The number of factors in each model was established based on the predicted residual error sum of squares and standard error of cross-validation. Graphic interpretation of each model (Fig. 4) indicated good correlation between spectral data and fat content, energy value, palmitic acid content, and linoleic acid content. Statistical results of the calibration models with highest correlations are presented in Table 7.

Fig. 4
figure 4

Actual vs. predicted plots for PLS models

Full size image

Compared to the models previously described in this paper, statistically significant coefficients of determination were observed for all analyzed quality parameters, but they did not exceed the values presented for the calibration based on intensity ratios of two bands. The only improvement in the statistical parameters was observed in the palmitic acid content (the decrease in SECV and SEP values).
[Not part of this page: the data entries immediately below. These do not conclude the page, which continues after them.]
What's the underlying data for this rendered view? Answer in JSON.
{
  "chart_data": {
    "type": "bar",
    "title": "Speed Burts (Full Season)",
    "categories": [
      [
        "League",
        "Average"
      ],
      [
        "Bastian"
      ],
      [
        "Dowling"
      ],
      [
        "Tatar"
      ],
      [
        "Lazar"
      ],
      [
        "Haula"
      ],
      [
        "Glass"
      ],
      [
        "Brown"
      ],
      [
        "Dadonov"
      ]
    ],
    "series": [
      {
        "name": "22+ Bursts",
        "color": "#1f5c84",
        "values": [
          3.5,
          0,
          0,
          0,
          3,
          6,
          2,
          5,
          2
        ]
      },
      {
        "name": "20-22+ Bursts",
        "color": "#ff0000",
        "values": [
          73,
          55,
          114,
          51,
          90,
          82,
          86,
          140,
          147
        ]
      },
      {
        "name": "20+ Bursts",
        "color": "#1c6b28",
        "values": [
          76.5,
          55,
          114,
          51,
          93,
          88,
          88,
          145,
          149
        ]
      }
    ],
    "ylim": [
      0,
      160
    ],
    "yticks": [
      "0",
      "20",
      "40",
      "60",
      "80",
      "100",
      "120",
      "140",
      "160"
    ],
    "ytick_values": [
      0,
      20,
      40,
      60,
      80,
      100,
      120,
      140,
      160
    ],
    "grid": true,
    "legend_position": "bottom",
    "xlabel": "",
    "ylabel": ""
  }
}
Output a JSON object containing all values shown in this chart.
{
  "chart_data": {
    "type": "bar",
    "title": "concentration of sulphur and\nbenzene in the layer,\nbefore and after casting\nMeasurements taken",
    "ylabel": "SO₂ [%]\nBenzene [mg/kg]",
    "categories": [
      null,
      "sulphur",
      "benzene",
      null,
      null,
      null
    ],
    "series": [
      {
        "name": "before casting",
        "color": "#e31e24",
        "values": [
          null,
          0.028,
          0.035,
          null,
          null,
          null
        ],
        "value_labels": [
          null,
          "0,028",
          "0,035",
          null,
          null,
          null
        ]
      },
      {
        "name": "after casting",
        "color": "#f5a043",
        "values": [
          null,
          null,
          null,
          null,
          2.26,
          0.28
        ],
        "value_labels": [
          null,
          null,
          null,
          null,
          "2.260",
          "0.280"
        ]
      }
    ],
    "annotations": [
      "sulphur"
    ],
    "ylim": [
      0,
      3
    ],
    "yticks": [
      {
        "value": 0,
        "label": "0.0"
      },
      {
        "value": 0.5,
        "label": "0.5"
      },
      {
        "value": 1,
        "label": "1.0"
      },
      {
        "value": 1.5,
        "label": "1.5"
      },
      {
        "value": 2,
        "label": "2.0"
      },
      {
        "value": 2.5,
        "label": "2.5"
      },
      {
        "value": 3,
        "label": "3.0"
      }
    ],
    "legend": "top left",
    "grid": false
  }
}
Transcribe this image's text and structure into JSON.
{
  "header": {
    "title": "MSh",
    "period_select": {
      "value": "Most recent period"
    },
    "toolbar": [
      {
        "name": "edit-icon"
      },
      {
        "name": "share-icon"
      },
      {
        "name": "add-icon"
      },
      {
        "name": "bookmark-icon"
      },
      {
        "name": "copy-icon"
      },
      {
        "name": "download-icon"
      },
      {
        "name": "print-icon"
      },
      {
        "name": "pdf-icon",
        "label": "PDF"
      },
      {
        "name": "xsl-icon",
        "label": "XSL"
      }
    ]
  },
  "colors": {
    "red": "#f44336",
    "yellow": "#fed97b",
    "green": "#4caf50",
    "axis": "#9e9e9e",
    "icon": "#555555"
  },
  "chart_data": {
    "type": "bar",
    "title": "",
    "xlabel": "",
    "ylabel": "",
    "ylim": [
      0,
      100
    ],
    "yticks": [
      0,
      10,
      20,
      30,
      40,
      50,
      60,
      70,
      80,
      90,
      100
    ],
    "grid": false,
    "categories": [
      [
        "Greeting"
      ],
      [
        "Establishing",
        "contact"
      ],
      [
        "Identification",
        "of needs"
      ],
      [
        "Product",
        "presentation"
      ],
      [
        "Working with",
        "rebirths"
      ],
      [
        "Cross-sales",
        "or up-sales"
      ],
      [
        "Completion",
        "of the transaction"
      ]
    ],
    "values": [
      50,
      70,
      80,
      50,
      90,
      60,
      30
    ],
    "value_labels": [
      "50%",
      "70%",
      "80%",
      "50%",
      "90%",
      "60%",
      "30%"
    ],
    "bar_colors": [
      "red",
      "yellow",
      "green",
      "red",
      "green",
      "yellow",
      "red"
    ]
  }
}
The best calibration was noted for energy value with high R 2 and low SECV and SEP values (Table 6). This statistical model was developed based on the data from spectral regions I1, I2, I4, I5, and I6. Spectral band in the range 2,990–2,885 cm−1 (I1) is attributed to the stretching vibrations of C―H bond in the aliphatic chain of fatty acids. In spectral region 1,770–1,725 cm−1 (I2) the absorption of ―C═O stretching vibration occurs. The bands in spectral regions 1,479–1,453 cm−1 (I4) and 1,426–1,409 cm−1 (I5) are linked with ―CH2― scissoring and ―CH═(cis) bending. The last band used in this calibration (I6) can be attributed to the scissoring vibration of group ―CH3 (van de Voort et al. 2001; Guillen and Cabo 1997).

Conclusion

The actual values of fat content, fatty acid composition, and energy value of selected organic oat products were obtained by conventional methods. Reference data of investigated quality parameters were used to create FT-MIR calibration models. Although statistically significant correlations were observed for all quality parameters, the relations found for fat content and fatty acid composition are not suitable for accurate analysis. It is indicated by low values of SECV (fat content 17.5–38.5 %, fatty acid composition 11.4–29.7 %) and SEP (fat content 20.9–38.4 %, fatty acids composition 21.5–53.2 %). Substantial increase of the number of samples in calibration and validation data set might result in the improvement of parameters for statistical models.

The most robust model was found for energy value with the determination coefficient equal to 0.95 (SECV = 2.1 %, SEP = 2.0 %) when intensity ratios of bands were used for calibration. When, instead of simple Lambert–Beer law, the intensities of the two spectral bands were used for calibration, vast improvement in statistical parameters was observed. Statistical results of models developed with PLS software were comparable with those obtained for intensity ratios of bands.

Statistical testing indicated that intensity ratios of bands and PLS calibration models created for energy value might be suitable for analytical use. Replacing conventional bomb calorimetry method with FT-IR method would result in considerable decrease of time analysis from 40 min to few seconds without changes in accuracy.